Absolutely. Queries on 60TB of data can certainly merit more than one box. Hell, queries on 1TB of data can merit more than one box.

I have a workload that runs close to 1.2million TPS for hours at a time and needs less than 100 millisecond response times at the 99th percentile. That uses more than 1 box and sits (replicated) in RAM.

However, 5TB of data really _isn't_ that much on modern SSD's. You can fit a sizable chunk of that in RAM on a decent server, so you probably _don't_ need more than one box.

I have 5TB of data that needs to sit on an SSD is, to be honest, a really poor performance metric. If you are genuinely specing out hardware and a database a better statement would be:

"I have 5TB of relational data, with a pareto distribution for access, at a peak of 100K TPS". Then we can start talking about what solves the problem.

morgo 8 years ago | |

I'm the original author of the linked post you refer to.

Perhaps the title is click bait, but at the time I was meeting with a lot of users looking for someone else's problems.

5TB could still easily be single server territory. It depends more on the queries.

My point is just that some workloads are better solved with (some) vertical scaling first.

grw_ 8 years ago | |

Sorry if this is obvious, but why not use multiple drives?

jajern 8 years ago | | |

Technically you can. You can run a SSD array in RAID5, 6 or 10, and lose a little bit of performance but get the capacity needed.

metaphorm 8 years ago | | |

because that is nearly a synonym for sharding?

or did you mean just use a large capacity RAID setup? that will probably work fine for a lot of situations but it can expensive and introduce more latency for certain types of operations (but that might not matter, depends on context).

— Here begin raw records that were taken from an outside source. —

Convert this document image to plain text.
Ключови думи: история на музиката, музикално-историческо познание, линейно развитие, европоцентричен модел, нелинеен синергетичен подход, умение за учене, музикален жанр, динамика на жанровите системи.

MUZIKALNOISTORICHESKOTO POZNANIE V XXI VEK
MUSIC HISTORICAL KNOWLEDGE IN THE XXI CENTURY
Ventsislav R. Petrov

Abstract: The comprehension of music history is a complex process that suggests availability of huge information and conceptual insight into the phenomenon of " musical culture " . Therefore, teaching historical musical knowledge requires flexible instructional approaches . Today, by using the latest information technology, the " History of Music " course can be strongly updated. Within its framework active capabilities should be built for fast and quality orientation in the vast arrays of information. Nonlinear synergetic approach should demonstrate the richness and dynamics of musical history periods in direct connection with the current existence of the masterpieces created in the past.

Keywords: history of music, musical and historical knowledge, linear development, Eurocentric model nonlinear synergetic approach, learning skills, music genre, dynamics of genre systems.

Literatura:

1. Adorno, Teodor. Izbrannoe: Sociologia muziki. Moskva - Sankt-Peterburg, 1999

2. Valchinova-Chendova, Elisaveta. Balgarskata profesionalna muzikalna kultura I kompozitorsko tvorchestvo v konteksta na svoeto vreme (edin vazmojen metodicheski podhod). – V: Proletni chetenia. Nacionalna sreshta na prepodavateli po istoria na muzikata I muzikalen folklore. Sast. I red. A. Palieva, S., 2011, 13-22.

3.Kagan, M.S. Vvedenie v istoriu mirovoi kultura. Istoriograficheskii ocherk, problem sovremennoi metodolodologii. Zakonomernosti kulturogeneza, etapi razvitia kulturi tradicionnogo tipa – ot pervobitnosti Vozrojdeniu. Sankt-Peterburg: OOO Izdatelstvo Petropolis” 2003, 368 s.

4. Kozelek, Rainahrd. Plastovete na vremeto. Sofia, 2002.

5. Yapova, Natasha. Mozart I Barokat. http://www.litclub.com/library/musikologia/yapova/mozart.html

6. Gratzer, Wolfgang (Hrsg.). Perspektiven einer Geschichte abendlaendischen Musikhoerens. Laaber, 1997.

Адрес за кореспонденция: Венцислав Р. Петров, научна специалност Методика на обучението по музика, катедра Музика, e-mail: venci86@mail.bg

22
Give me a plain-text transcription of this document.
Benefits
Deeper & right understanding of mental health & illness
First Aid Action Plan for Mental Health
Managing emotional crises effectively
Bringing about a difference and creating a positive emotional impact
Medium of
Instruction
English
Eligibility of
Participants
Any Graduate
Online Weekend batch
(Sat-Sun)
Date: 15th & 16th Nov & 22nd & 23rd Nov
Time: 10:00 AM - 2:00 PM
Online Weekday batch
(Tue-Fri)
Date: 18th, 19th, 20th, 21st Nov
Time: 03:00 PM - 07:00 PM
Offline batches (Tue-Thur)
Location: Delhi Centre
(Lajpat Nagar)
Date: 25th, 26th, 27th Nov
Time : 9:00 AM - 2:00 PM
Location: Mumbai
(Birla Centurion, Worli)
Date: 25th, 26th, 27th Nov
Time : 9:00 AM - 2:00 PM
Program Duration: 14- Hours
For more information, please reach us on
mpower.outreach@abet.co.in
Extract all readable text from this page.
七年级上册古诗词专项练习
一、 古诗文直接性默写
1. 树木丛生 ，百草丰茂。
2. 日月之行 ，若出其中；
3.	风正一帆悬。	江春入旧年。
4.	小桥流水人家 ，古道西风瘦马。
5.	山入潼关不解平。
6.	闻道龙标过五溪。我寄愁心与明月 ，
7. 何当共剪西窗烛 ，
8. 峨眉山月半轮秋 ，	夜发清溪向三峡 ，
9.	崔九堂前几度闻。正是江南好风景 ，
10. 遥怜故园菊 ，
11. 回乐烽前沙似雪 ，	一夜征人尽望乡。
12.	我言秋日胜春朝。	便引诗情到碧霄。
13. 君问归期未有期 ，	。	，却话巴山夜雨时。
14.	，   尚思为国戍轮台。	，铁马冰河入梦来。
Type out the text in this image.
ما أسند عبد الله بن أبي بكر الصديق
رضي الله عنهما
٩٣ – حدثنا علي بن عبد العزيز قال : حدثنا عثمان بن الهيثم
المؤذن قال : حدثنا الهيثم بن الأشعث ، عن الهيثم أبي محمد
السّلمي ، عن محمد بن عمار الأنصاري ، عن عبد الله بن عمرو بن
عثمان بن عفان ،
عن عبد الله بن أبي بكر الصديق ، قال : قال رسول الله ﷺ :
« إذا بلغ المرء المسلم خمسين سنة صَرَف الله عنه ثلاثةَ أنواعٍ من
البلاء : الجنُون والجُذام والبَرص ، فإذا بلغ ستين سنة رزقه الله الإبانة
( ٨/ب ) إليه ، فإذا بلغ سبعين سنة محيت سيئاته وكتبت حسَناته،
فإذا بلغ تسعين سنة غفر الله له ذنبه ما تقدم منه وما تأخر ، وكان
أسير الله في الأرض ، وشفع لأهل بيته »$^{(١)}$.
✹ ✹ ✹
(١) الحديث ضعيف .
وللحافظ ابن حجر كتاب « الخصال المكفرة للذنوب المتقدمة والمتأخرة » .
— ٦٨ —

gnaritas 8 years ago | | |

It's a server, you don't put databases on non RAID drives anyway, that'd be silly as the loss of a single drive would lose all your data. RAID setup isn't an option, it's how things are done by default for servers in order to ensure redundancy against a single disk failure.

PaulHoule 8 years ago | |

You get one of these

https://petapixel.com/2015/08/15/samsung-16tb-ssd-is-the-wor...

kabdib 8 years ago | |

Um, we run many databases of 20-30TB, some well over 100TB. We use SQL Server, and it just allocates more files. It's not zero touch, but with the right storage technology it's not bad, either.

qaq 8 years ago | |

did you loose a 0 somewhere? Even something crappy like RDS will be able to help you with 5TB database. you could do more than 10 on i3.16xlarge or if you are ok running on own/leased hardware you could 20-30 for PG or 100+ for commercial DBs.

gnaritas 8 years ago | |

> But if you got 5 TB of data, that needs to be in a SSD drive, then please tell me how I can get that into 1 single physical database.

Drive capacity in a server is not limited to the size of a single drive. You can build a raid array any size you like by simply adding more drives.